Staline face à l'attaque des armées fascistes

Solidaire -hebdo du Parti du Travail de Belgique- n°9 (1028) 2 mars 1994 p.22

International

Staline face à l'attaque
des armées fascistes

A propos des premiers mois de la guerre contre le fascisme, Khrouchtchev écrit: "Après les premiers désastres sur le front, Staline pensa que c'était la fin. Staline cessa de faire quoi que ce soit. Il était démoralisé pendant les quatre premiers mois de la guerre."(l) Elleinstein en rajoute: "Le 22 juin, Staline disparut totalement. Buvant force vodka, il ne dessaoula pas pendant onze jours." (2) Un parmi les dizaines de mensonges "classiques" répétés jusqu'à devenir vérité incontestable. Regardons donc de plus prêt l'action de notre Staline, ivre mort depuis onze jours et démoralisé pour encore quatre mois...

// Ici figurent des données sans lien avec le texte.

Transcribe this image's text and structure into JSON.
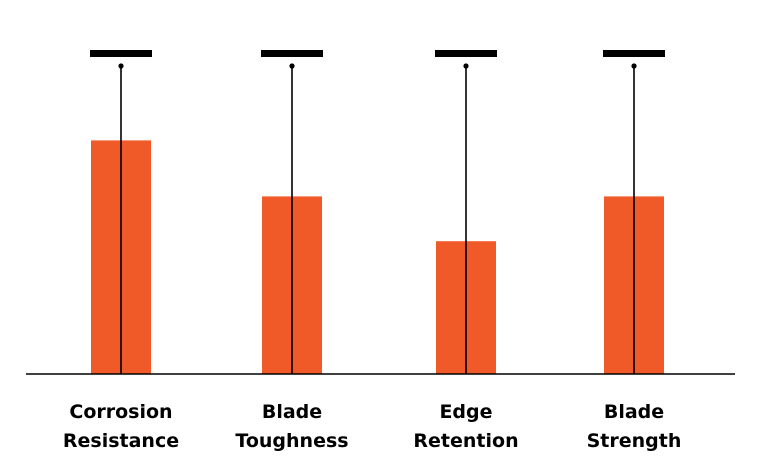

Ce 22 juin 1941,à 3h40 du matin, des avions allemands ont bombardé des villes frontalières; Staline convoque le bureau politique. Il comprend mieux que quiconque à quelle sauvagerie son pays sera soumis. Joukov se rappelle cet instant dramatique. "Staline était un homme volontaire qui comme on dit, n'avait pas froid aux yeux. Une seule fois je l'ai vu assez abattu. Ce fut à l'aube du 22 juin I941."(3) Joukov propose alors d'attaquer immédiatement les unités ennemies. Staline lui dit de rédiger une directive. Elle part à 7 h 15. "Elle ne correspondait plus à la réalité et ne fut pas appliquée," note Joukov.(4) L'affirmation de Khrouchtchev selon laquelle Staline "ordonna qu'il ne soit pas répondu au tir allemand" est donc un bobard.(5)
"Après le 22 juin 1941," dit Joukov, "et pendant toute la durée de la guerre, Joseph Staline assura la ferme direction du pays, de la guerre et de nos relations internationales." D'ailleurs, ce même 22 juin, Staline prend des décisions importantes. Joukov en témoigne: "Vers 13 heures, Staline m'appela: "Nos commandants de fronts n'ont pas une expérience suffisante dans la conduite des opérations militaires. Le Bureau politique a décidé de vous envoyer sur le Front Sud-Ouest". En fin de journée, Joukov se trouve déjà à Kiev. Suivant les directives de Staline, dès le 24 juin, Joukov lance les 8ème et 15ème corps mécanisés à l'offensive. Ce fut "une des premières contre-attaques déclenchées avec succès".(6)
Face à la guerre-éclair des nazis, la désorganisation, les défaites, les pertes importantes étaient en grande partie inévitables. Le fait majeur est que l'armée et ses cadres dirigeants ont livré une résistance acharnée, implacable et, par des combats héroïques, ont commencé à créer dès les premiers jours les conditions de l'échec de la guerre-éclair. Et tout cela a été possible, en grande partie, grâce à la direction énergique de Staline.
Le 26 juin, le front de l'Ouest est rompu et les nazis se ruent sur Minsk capitale de la Biélorussie. Le soir, Staline convoque Timotchenko et Joukov: "Réfléchissez ensemble et dites ce qu'on peut faire dans la situation qui s'est créée." Joukov rapporte: "Toutes nos propositions furent approuvées par Staline: créer sur les itinéraires menant à Moscou une position de défense échelonnée en profondeur, épuiser l'ennemi et, après l'avoir arrêté sur les lignes de défense, monter une contre-offensive quand les forces nécessaires seraient rassemblées, grâce à l'Extrême-Orient et de nouvelles formations. "(7)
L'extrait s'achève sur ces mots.